Gesellschafter der EM GmbH, der Komplementärin der Klägerin, waren die Ehemänner der Kommanditisten der Klägerin, nämlich HL mit einem Anteil von 50 v. H., PS mit einem Anteil von 25 v. H. und JS mit einem Anteil von ebenfalls 25 v. H.
HL war außerdem Gesellschafter der EL GmbH. Diese Gesellschaft war 1965 mit einem Stammkapital von 20 000 DM gegründet worden, wovon HL 16 000 DM Stammeinlage und ein weiterer Gesellschafter 4 000 DM Stammeinlage übernahmen. Gegenstand des Unternehmens war lt. Gesellschaftsvertrag die Herstellung und der Verkauf von Beleuchtungskörpern.

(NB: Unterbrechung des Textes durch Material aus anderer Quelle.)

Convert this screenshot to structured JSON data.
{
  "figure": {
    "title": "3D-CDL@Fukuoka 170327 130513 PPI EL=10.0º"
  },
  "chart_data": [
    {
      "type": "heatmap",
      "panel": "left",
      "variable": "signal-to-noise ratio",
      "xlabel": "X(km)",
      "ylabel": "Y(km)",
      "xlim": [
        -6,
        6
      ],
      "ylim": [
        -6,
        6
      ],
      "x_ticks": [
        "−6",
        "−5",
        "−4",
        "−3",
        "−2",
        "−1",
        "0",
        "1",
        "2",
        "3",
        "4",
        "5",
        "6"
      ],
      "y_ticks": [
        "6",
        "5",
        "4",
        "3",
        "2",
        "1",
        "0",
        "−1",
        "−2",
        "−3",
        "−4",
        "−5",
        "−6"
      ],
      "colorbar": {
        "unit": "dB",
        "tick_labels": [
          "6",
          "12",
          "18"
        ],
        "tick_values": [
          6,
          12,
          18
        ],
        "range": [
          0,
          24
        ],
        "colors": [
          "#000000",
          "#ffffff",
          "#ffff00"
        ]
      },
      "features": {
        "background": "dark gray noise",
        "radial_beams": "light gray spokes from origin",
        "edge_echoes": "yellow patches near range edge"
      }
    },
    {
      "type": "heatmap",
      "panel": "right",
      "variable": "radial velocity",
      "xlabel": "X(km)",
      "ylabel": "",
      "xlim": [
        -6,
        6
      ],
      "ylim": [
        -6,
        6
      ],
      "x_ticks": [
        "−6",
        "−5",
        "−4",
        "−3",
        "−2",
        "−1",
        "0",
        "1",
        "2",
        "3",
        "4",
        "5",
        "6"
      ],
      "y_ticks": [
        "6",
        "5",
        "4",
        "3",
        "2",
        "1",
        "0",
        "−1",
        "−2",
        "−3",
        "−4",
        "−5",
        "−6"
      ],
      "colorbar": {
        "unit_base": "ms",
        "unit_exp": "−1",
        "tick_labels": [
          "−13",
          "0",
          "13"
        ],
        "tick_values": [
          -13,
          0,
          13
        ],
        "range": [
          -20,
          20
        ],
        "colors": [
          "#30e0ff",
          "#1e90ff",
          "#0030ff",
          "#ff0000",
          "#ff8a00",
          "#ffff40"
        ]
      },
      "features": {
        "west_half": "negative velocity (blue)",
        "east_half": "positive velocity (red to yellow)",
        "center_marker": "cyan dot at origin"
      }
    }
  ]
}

Durch Gesellschafterbeschluß vom 1. Dezember 1968 wurde die EL GmbH aufgelöst und nach Ende der Liquidation im Handelsregister gelöscht.
Die EL GmbH wies in den Jahren 1965 bis 1968 in ihren Bilanzen nur Verluste aus, und zwar 1965 in Höhe von 33 185 DM, 1966 in Höhe von 34 528 DM, 1967 in Höhe von 25 926 DM, 1968 in Höhe von 32 383 DM.
HL und dessen Schwiegermutter, Frau E, gewährten der EL GmbH in den Jahren 1965 bis 1967 unverzinsliche Darlehen, die in der Bilanz der EL GmbH zum 31. Dezember 1966 mit 91 100 DM und zum 31. Dezember 1967 mit 107 700 DM ausgewiesen waren.
Am 11. März 1967 beschloß die Gesellschafterversammlung der Klägerin auf Antrag der Gesellschafterin L, daß die Darlehen, die HL und Frau E "der EL GmbH zur Verfügung gestellt haben und noch zur Verfügung stellen werden, von der KG übernommen werden" und daß die Klägerin ausdrücklich auf eine Regreßmöglichkeit bei HL und Frau E verzichtet, wenn das Darlehen nicht zurückgezahlt wird.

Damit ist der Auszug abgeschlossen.